Thomas Molnar - A research professor at Rutgers University, his research program concentrates on the genetic improvement and study of hazelnut, walnut, dogwood, holly, and several other woody ornamental species. He presently teaches an undergraduate course on plant propagation, which focuses on the technical and physiological aspects of propagating plants. 

John Stella - John has over 28 years of experience in the nursery industry. He received a Bachelor of Science degree in Ornamental Horticulture from Delaware Valley College. John spent nearly two decades at two of the largest wholesale nurseries on the east coast. He is presently representing Wm.
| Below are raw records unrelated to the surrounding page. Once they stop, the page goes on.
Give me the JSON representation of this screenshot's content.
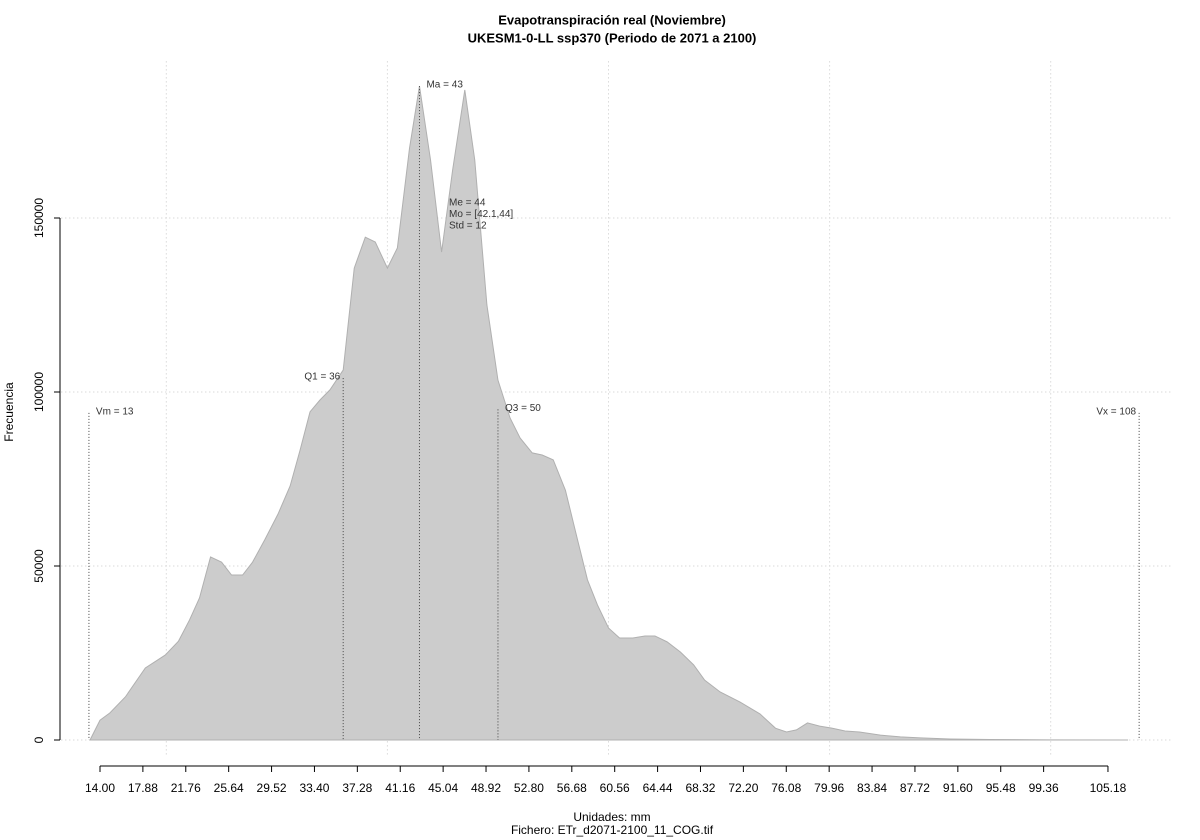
{
  "chart_data": {
    "type": "area",
    "title": "Evapotranspiración real (Noviembre)",
    "subtitle": "UKESM1-0-LL ssp370 (Periodo de 2071 a 2100)",
    "xlabel": "Unidades: mm",
    "caption": "Fichero: ETr_d2071-2100_11_COG.tif",
    "ylabel": "Frecuencia",
    "color": "#cccccc",
    "x": [
      13.1,
      14,
      14.9,
      16.3,
      18.1,
      19.9,
      21.1,
      22.1,
      23,
      24,
      25,
      25.9,
      26.9,
      27.8,
      28.9,
      30.1,
      31.2,
      32.1,
      33,
      33.9,
      34.8,
      36,
      37,
      38,
      38.9,
      40,
      40.9,
      42,
      42.9,
      43.9,
      44.9,
      45.9,
      47,
      47.9,
      49,
      50,
      51.1,
      52,
      53.1,
      54,
      55,
      56.1,
      57.2,
      58.1,
      59,
      60,
      61,
      62.2,
      63.3,
      64.2,
      65.3,
      66.5,
      67.7,
      68.7,
      70.1,
      71.9,
      73.7,
      75.1,
      76.1,
      77,
      78,
      79.1,
      80.2,
      81.4,
      82.7,
      84.6,
      86.4,
      88.2,
      90.9,
      94.5,
      99.9,
      107
    ],
    "values": [
      0,
      5700,
      7800,
      12400,
      20700,
      24400,
      28400,
      34500,
      40800,
      52600,
      51100,
      47400,
      47400,
      51100,
      57500,
      64900,
      73000,
      83300,
      94300,
      97700,
      100600,
      106300,
      135600,
      144500,
      143100,
      135600,
      141400,
      170100,
      187900,
      166700,
      140200,
      163800,
      186800,
      166700,
      125000,
      103400,
      92500,
      86800,
      82500,
      81900,
      80500,
      71800,
      57500,
      46000,
      38800,
      32200,
      29300,
      29300,
      29900,
      29900,
      28200,
      25300,
      21600,
      17200,
      13800,
      10900,
      7500,
      3400,
      2300,
      2900,
      4900,
      4000,
      3400,
      2600,
      2300,
      1400,
      900,
      600,
      300,
      150,
      50,
      0
    ],
    "xlim": [
      10.5,
      111
    ],
    "ylim": [
      -5000,
      195000
    ],
    "yticks": [
      0,
      50000,
      100000,
      150000
    ],
    "xticks": [
      {
        "value": 14,
        "label": "14.00"
      },
      {
        "value": 17.88,
        "label": "17.88"
      },
      {
        "value": 21.76,
        "label": "21.76"
      },
      {
        "value": 25.64,
        "label": "25.64"
      },
      {
        "value": 29.52,
        "label": "29.52"
      },
      {
        "value": 33.4,
        "label": "33.40"
      },
      {
        "value": 37.28,
        "label": "37.28"
      },
      {
        "value": 41.16,
        "label": "41.16"
      },
      {
        "value": 45.04,
        "label": "45.04"
      },
      {
        "value": 48.92,
        "label": "48.92"
      },
      {
        "value": 52.8,
        "label": "52.80"
      },
      {
        "value": 56.68,
        "label": "56.68"
      },
      {
        "value": 60.56,
        "label": "60.56"
      },
      {
        "value": 64.44,
        "label": "64.44"
      },
      {
        "value": 68.32,
        "label": "68.32"
      },
      {
        "value": 72.2,
        "label": "72.20"
      },
      {
        "value": 76.08,
        "label": "76.08"
      },
      {
        "value": 79.96,
        "label": "79.96"
      },
      {
        "value": 83.84,
        "label": "83.84"
      },
      {
        "value": 87.72,
        "label": "87.72"
      },
      {
        "value": 91.6,
        "label": "91.60"
      },
      {
        "value": 95.48,
        "label": "95.48"
      },
      {
        "value": 99.36,
        "label": "99.36"
      },
      {
        "value": 105.18,
        "label": "105.18"
      }
    ],
    "xgrid": [
      20,
      40,
      60,
      80,
      100
    ],
    "grid": true,
    "markers": [
      {
        "label": "Vm = 13",
        "x": 13,
        "y": 94000
      },
      {
        "label": "Q1 = 36",
        "x": 36,
        "y": 104000
      },
      {
        "label": "Ma = 43",
        "x": 42.9,
        "y": 187900
      },
      {
        "label": "Q3 = 50",
        "x": 50,
        "y": 95000
      },
      {
        "label": "Vx = 108",
        "x": 108,
        "y": 94000
      }
    ],
    "stats": [
      "Me = 44",
      "Mo = [42.1,44]",
      "Std = 12"
    ]
  }
}
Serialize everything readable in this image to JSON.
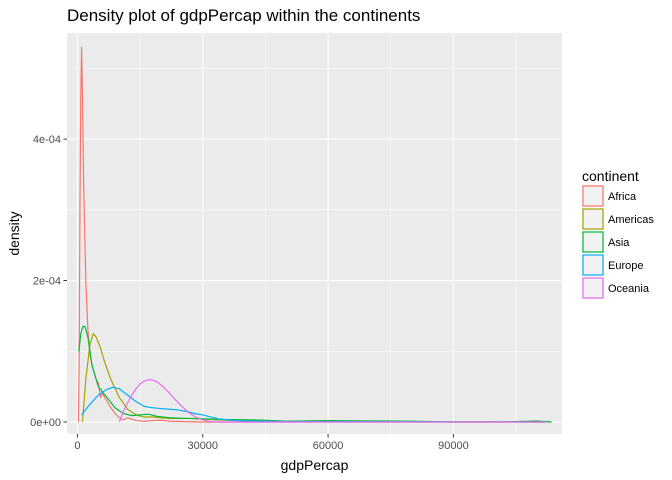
{
  "chart_data": {
    "type": "line",
    "title": "Density plot of gdpPercap within the continents",
    "xlabel": "gdpPercap",
    "ylabel": "density",
    "xlim": [
      -2500,
      116000
    ],
    "ylim": [
      -1.7e-05,
      0.00055
    ],
    "x_ticks": [
      0,
      30000,
      60000,
      90000
    ],
    "x_tick_labels": [
      "0",
      "30000",
      "60000",
      "90000"
    ],
    "y_ticks": [
      0,
      0.0002,
      0.0004
    ],
    "y_tick_labels": [
      "0e+00",
      "2e-04",
      "4e-04"
    ],
    "grid": true,
    "legend": {
      "title": "continent",
      "position": "right"
    },
    "series": [
      {
        "name": "Africa",
        "color": "#F8766D",
        "points": [
          [
            241,
            0
          ],
          [
            400,
            8e-05
          ],
          [
            600,
            0.0003
          ],
          [
            800,
            0.00046
          ],
          [
            1000,
            0.00053
          ],
          [
            1200,
            0.00046
          ],
          [
            1500,
            0.00033
          ],
          [
            2000,
            0.0002
          ],
          [
            2500,
            0.00013
          ],
          [
            3000,
            9.5e-05
          ],
          [
            3500,
            8e-05
          ],
          [
            4000,
            7e-05
          ],
          [
            4500,
            6e-05
          ],
          [
            5000,
            5.5e-05
          ],
          [
            5500,
            3.5e-05
          ],
          [
            6000,
            4e-05
          ],
          [
            7000,
            3e-05
          ],
          [
            8000,
            2e-05
          ],
          [
            9000,
            1.2e-05
          ],
          [
            10000,
            6e-06
          ],
          [
            11000,
            3e-06
          ],
          [
            12000,
            6e-06
          ],
          [
            13000,
            4e-06
          ],
          [
            14000,
            2e-06
          ],
          [
            16000,
            1e-06
          ],
          [
            18000,
            2e-06
          ],
          [
            20000,
            2.5e-06
          ],
          [
            22000,
            1e-06
          ],
          [
            30000,
            0
          ],
          [
            112000,
            0
          ]
        ]
      },
      {
        "name": "Americas",
        "color": "#A3A500",
        "points": [
          [
            1202,
            0
          ],
          [
            2000,
            6e-05
          ],
          [
            3000,
            0.00011
          ],
          [
            3800,
            0.000125
          ],
          [
            4500,
            0.00012
          ],
          [
            5500,
            0.000105
          ],
          [
            6500,
            8.5e-05
          ],
          [
            8000,
            6e-05
          ],
          [
            10000,
            3.5e-05
          ],
          [
            12000,
            1.8e-05
          ],
          [
            14000,
            1e-05
          ],
          [
            16000,
            7e-06
          ],
          [
            18000,
            7e-06
          ],
          [
            20000,
            6e-06
          ],
          [
            22000,
            5e-06
          ],
          [
            25000,
            5e-06
          ],
          [
            28000,
            5e-06
          ],
          [
            30000,
            4e-06
          ],
          [
            34000,
            3e-06
          ],
          [
            38000,
            2e-06
          ],
          [
            42000,
            1e-06
          ],
          [
            46000,
            5e-07
          ],
          [
            112000,
            0
          ]
        ]
      },
      {
        "name": "Asia",
        "color": "#00BA38",
        "points": [
          [
            331,
            0.0001
          ],
          [
            800,
            0.000125
          ],
          [
            1300,
            0.000135
          ],
          [
            1800,
            0.000135
          ],
          [
            2500,
            0.00012
          ],
          [
            3500,
            8e-05
          ],
          [
            5000,
            5e-05
          ],
          [
            7000,
            3.5e-05
          ],
          [
            9000,
            2e-05
          ],
          [
            11000,
            1.2e-05
          ],
          [
            13000,
            9e-06
          ],
          [
            15000,
            1e-05
          ],
          [
            17000,
            1.1e-05
          ],
          [
            19000,
            8e-06
          ],
          [
            22000,
            6e-06
          ],
          [
            26000,
            5e-06
          ],
          [
            30000,
            4.5e-06
          ],
          [
            35000,
            3.5e-06
          ],
          [
            40000,
            3e-06
          ],
          [
            45000,
            2.5e-06
          ],
          [
            50000,
            1e-06
          ],
          [
            60000,
            2e-06
          ],
          [
            70000,
            1.5e-06
          ],
          [
            80000,
            1e-06
          ],
          [
            90000,
            0
          ],
          [
            100000,
            0
          ],
          [
            108000,
            1e-06
          ],
          [
            110000,
            1.5e-06
          ],
          [
            113500,
            0
          ]
        ]
      },
      {
        "name": "Europe",
        "color": "#00B0F6",
        "points": [
          [
            974,
            1e-05
          ],
          [
            3000,
            2.5e-05
          ],
          [
            5000,
            3.8e-05
          ],
          [
            7000,
            4.6e-05
          ],
          [
            8500,
            4.9e-05
          ],
          [
            10000,
            4.7e-05
          ],
          [
            12000,
            3.8e-05
          ],
          [
            14000,
            2.9e-05
          ],
          [
            16000,
            2.2e-05
          ],
          [
            18000,
            2e-05
          ],
          [
            20000,
            1.9e-05
          ],
          [
            22000,
            1.8e-05
          ],
          [
            24000,
            1.7e-05
          ],
          [
            26000,
            1.5e-05
          ],
          [
            28000,
            1.2e-05
          ],
          [
            30000,
            1e-05
          ],
          [
            32000,
            7e-06
          ],
          [
            34000,
            4e-06
          ],
          [
            36000,
            3e-06
          ],
          [
            38000,
            2e-06
          ],
          [
            40000,
            1.5e-06
          ],
          [
            45000,
            1e-06
          ],
          [
            49000,
            5e-07
          ],
          [
            112000,
            0
          ]
        ]
      },
      {
        "name": "Oceania",
        "color": "#E76BF3",
        "points": [
          [
            10040,
            0
          ],
          [
            11000,
            1.5e-05
          ],
          [
            12000,
            2.7e-05
          ],
          [
            13000,
            3.8e-05
          ],
          [
            14000,
            4.7e-05
          ],
          [
            15000,
            5.4e-05
          ],
          [
            16000,
            5.8e-05
          ],
          [
            17500,
            6e-05
          ],
          [
            19000,
            5.7e-05
          ],
          [
            20500,
            5e-05
          ],
          [
            22000,
            4.1e-05
          ],
          [
            23500,
            3.1e-05
          ],
          [
            25000,
            2.2e-05
          ],
          [
            26500,
            1.4e-05
          ],
          [
            28000,
            8e-06
          ],
          [
            29500,
            4e-06
          ],
          [
            31000,
            1.5e-06
          ],
          [
            32000,
            5e-07
          ],
          [
            34400,
            0
          ],
          [
            112000,
            0
          ]
        ]
      }
    ]
  }
}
F. Hammell Nurseries, a 1000-acre wholesale grower of shade and flowering trees in Honey Brook, PA. John is also known for his fall foliage art under the name Stellafolia which fits in with his love of plants. John is a frequent speaker on woody plants in the nursery/landscape industry and enjoys sharing his passion for plants and gardening in his spare time.

Ed Woolley - Ed Woolley has been growing and propagating bamboo for 28 years, starting at the age of 17. He graduated from Cook College in 1993 with a bachelor’s degree in Environmental Planning and Design. After college he worked as a landscape foreman for more than 10 years.  The last 12 years he has been the owner of Little Acre Farm, a nursery specializing in bamboo.